By setting this option you can change the bin (Vendor Binaries) directory to something other than vendor/bin.

http_proxy or HTTP_PROXY

If you are using Composer from behind an HTTP proxy, you can use the standard http_proxy or HTTP_PROXY env vars. Simply set it to the URL of your proxy. Many operating systems already set this variable for you.

Using http_proxy (lowercased) or even defining both might be preferable since some tools like git or curl will only use the lower-cased http_proxy version. Alternatively you can also define the git proxy using git config --global http.proxy <proxy url>.

If you are using Composer in a non-CLI context (i.e. integration into a CMS or similar use case), and need to support proxies, please provide the CGI_HTTP_PROXY environment variable instead. See httpoxy.org for further details.

no_proxy or NO_PROXY

If you are behind a proxy and would like to disable it for certain domains, you can use the no_proxy or NO_PROXY env var. Simply set it to a comma separated list of domains the proxy should not be used for.

The env var accepts domains, IP addresses, and IP address blocks in CIDR notation. You can restrict the filter to a particular port (e.g. :80). You can also set it to * to ignore the proxy for all HTTP requests.

HTTP_PROXY_REQUEST_FULLURI

If you use a proxy but it does not support the request_fulluri flag, then you should set this env var to false or 0 to prevent Composer from setting the request_fulluri option.

HTTPS_PROXY_REQUEST_FULLURI

If you use a proxy but it does not support the request_fulluri flag for HTTPS requests, then you should set this env var to false or 0 to prevent Composer from setting the request_fulluri option.

COMPOSER_HOME

The COMPOSER_HOME var allows you to change the Composer home directory.
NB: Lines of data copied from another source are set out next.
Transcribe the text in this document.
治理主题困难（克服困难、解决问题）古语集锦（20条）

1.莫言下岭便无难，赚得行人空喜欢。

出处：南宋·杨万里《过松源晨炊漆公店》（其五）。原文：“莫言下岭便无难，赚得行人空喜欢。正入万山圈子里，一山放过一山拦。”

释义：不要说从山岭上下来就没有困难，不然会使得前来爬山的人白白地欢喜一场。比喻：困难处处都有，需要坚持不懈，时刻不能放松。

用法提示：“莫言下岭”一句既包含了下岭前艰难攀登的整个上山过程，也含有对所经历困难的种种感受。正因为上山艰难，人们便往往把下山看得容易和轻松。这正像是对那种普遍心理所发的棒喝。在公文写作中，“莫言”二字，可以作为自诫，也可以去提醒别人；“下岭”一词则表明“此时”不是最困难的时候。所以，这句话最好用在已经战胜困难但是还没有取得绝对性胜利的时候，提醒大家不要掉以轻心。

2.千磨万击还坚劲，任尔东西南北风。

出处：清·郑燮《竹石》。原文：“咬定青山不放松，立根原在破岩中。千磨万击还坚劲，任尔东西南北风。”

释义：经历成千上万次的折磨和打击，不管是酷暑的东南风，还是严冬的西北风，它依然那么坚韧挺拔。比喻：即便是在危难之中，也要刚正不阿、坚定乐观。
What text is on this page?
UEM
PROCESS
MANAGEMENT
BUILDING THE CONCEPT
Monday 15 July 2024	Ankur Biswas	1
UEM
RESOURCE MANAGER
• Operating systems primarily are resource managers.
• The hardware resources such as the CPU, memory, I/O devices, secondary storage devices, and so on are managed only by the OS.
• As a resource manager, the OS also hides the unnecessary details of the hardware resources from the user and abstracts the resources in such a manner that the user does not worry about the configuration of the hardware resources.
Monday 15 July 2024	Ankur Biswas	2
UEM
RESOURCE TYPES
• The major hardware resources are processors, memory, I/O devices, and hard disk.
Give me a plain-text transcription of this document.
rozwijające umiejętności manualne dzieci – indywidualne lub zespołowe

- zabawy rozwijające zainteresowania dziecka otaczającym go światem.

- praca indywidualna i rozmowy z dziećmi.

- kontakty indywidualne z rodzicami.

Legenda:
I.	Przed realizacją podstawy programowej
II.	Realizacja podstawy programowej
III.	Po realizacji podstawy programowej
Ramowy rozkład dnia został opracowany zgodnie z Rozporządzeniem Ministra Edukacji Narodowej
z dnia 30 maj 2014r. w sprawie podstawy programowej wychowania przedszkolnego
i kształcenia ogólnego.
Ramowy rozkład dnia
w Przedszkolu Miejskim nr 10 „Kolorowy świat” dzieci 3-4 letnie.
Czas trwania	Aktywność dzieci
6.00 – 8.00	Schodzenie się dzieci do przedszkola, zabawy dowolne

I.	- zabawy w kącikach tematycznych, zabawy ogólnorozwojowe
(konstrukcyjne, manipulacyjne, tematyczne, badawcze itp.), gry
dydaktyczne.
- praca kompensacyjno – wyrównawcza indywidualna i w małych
This is a hidden, global (per-user on the machine) directory that is shared between all projects.

By default it points to C:\Users\<user>\AppData\Roaming\Composer on Windows and /Users/<user>/.composer on OSX. On nix systems that follow the XDG Base Directory Specifications, it points to $XDG_CONFIG_HOME/composer. On other nix systems, it points to /home/<user>/.composer.

COMPOSER_HOME/config.json

You may put a config.json file into the location which COMPOSER_HOME points to. Composer will merge this configuration with your project’s composer.json when you run the install and update commands.

This file allows you to set repositories and configuration for the user’s projects.

In case global configuration matches local configuration, the local configuration in the project’s composer.json always wins.

COMPOSER_CACHE_DIR

The COMPOSER_CACHE_DIR var allows you to change the Composer cache directory, which is also configurable via the cache-dir option.

By default it points to $COMPOSER_HOME/cache on *nix and OSX, and C:\Users\<user>\AppData\Local\Composer (or %LOCALAPPDATA%/Composer) on Windows.

COMPOSER_PROCESS_TIMEOUT

This env var controls the time Composer waits for commands (such as git commands) to finish executing. The default value is 300 seconds (5 minutes).

COMPOSER_CAFILE

By setting this environmental value, you can set a path to a certificate bundle file to be used during SSL/TLS peer verification.

COMPOSER_AUTH

The COMPOSER_AUTH var allows you to set up authentication as an environment variable. The contents of the variable should be a JSON formatted object containing http-basic, github-oauth, bitbucket-oauth, … objects as needed, and following the spec from the config.

COMPOSER_DISCARD_CHANGES

This env var controls the discard-changes config option.

COMPOSER_NO_INTERACTION

If set to 1, this env var will make Composer behave as if you passed the --no-interaction flag to every command. This can be set on build boxes/CI.

COMPOSER_ALLOW_SUPERUSER

If set to 1, this env disables the warning about running commands as root/super user. It also disables automatic clearing of sudo sessions, so you should really only set this if you use Composer as super user at all times like in docker containers.

COMPOSER_MEMORY_LIMIT

If set, the value is used as php’s memory_limit.

COMPOSER_MIRROR_PATH_REPOS

If set to 1, this env changes the default path repository strategy to mirror instead of symlink. As it is the default strategy being set it can still be overwritten by repository options.

COMPOSER_HTACCESS_PROTECT

Defaults to 1. If set to 0, Composer will not create .htaccess files in the composer home, cache, and data directories.